Kili Weather



Kilimanjaro Factfile

At 19,340 feet, Kilimanjaro is the highest mountain in Africa and the only one of the seven summits (highest mountain on each continent) that is accessible without mountaineering equipment and experience.

It's the highest freestanding mountain in the world and one of the largest volcanoes, dormant rather than extinct.

On the summit, the lungs can only absorb half the amount of oxygen compared to sea-level.

The summit at Uhuru Peak is more than 1,600 feet higher than Everest base camp.

Estimates vary, but around 20,000 people attempt to climb Kilimanjaro each year. Almost half fail to reach the summit.

Tuesday 15 May 2007

Committed

Yes, I've finally taken the plunge and booked my Kilimanjaro climb with The Marangu Hotel , a very old established climbing operator that has been guiding trekkers to the roof of Africa since 1932. The most important consideration for me is the ethical treatment of the porters involved in the climb. I want to climb this mountain, but I also want to be sure the people who are going to be carrying my food and equipment will be properly equipped and clothed. There are many horror stories of ill clad and over-burdened porters dying of hypothermia while sleeping without adequate shelter and food, not all of them employed by cheapskate operators. Some well-known outfits recommended by the most popular travel guides have been involved in distressing incidents in recent years. The situation is improving, mainly due to two organisations; the International Porter Protection Group, and the Kilimanjaro Porters Assistance Project are worthwhile causes attempting to improve conditions for people employed on the mountain. The Marangu Hotel is a partner of the latter and sends its properly paid porters out with all necessary gear and clothing for the extremes of climate they'll encounter.

The hotel is also attractive to me because it's old-fashioned and familiar from my youthful days in East Africa – I spent many happy weekends and holidays in very similar surroundings. It may lack the luxuries of the big modern hotels in Arusha, but it's a family run business with a good reputation as a base for climbing Kilimanjaro. Yes, I'm going back to my childhood for this trip. I've booked in for two nights before and two nights after the six-day climb up the Rongai route, which will begin on 16th September. A day spent lazing by the pool and exploring the village area before starting the climb should get rid of any lingering travel fatigue, and has the added advantage of some mild altitude acclimatisation (apparently the key to a successful summit attempt), as Marangu is situated at nearly 6000 feet on the lower slopes of the mountain.

Many climbing operators pay off their porters and guides on the morning of the final day's trekking, then bus the trekkers back in the afternoon to a nearby hotel for a quick wash and brush up before transferring them straight to the airport for their return flight home. I much prefer the idea of the Marangu Hotel's way of ending the climb – everyone returns to the hotel for an informal party, where the trekkers can thank the staff in the traditional way by buying them drinks and giving tips and gifts to those who've been particularly helpful.

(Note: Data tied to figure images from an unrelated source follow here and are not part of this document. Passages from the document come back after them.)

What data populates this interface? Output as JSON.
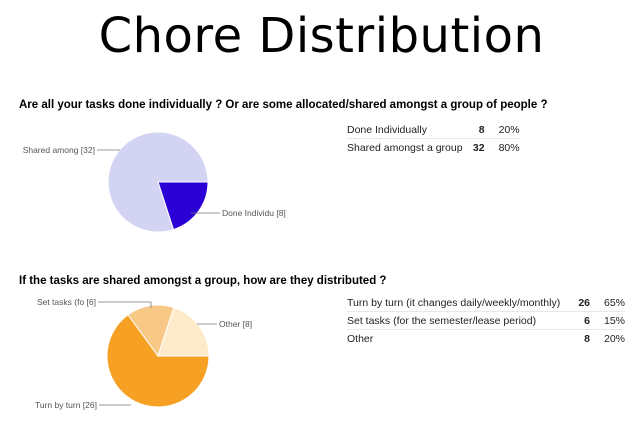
{
  "slide": {
    "title": "Chore Distribution"
  },
  "chart_data": [
    {
      "type": "pie",
      "title": "Are all your tasks done individually ? Or are some allocated/shared amongst a group of people ?",
      "slices": [
        {
          "label": "Done Individually",
          "callout": "Done Individu [8]",
          "value": 8,
          "percent": "20%",
          "color": "#2a00d6"
        },
        {
          "label": "Shared amongst a group",
          "callout": "Shared among [32]",
          "value": 32,
          "percent": "80%",
          "color": "#d3d3f4"
        }
      ]
    },
    {
      "type": "pie",
      "title": "If the tasks are shared amongst a group, how are they distributed ?",
      "slices": [
        {
          "label": "Turn by turn (it changes daily/weekly/monthly)",
          "callout": "Turn by turn [26]",
          "value": 26,
          "percent": "65%",
          "color": "#f7a124"
        },
        {
          "label": "Set tasks (for the semester/lease period)",
          "callout": "Set tasks (fo [6]",
          "value": 6,
          "percent": "15%",
          "color": "#f8c887"
        },
        {
          "label": "Other",
          "callout": "Other [8]",
          "value": 8,
          "percent": "20%",
          "color": "#fdebc9"
        }
      ]
    }
  ]
}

There's apparently a singsong involved as well – it all sounds a lot of fun and a good way to end a hard few days of trekking. Another day of lounging by the pool or playing croquet should help to dispel some aches and pains before the enforced discomfort of a long flight home, although I'm working on the idea of adding a day or two's safari onto the end of my trip. It seems a waste to travel so far and not take advantage of all the locality has to offer.

Now the big decision has been made, I have to start researching flights, either to Nairobi or Kilimanjaro airport. I think it will probably be a straight choice between convenience and cost.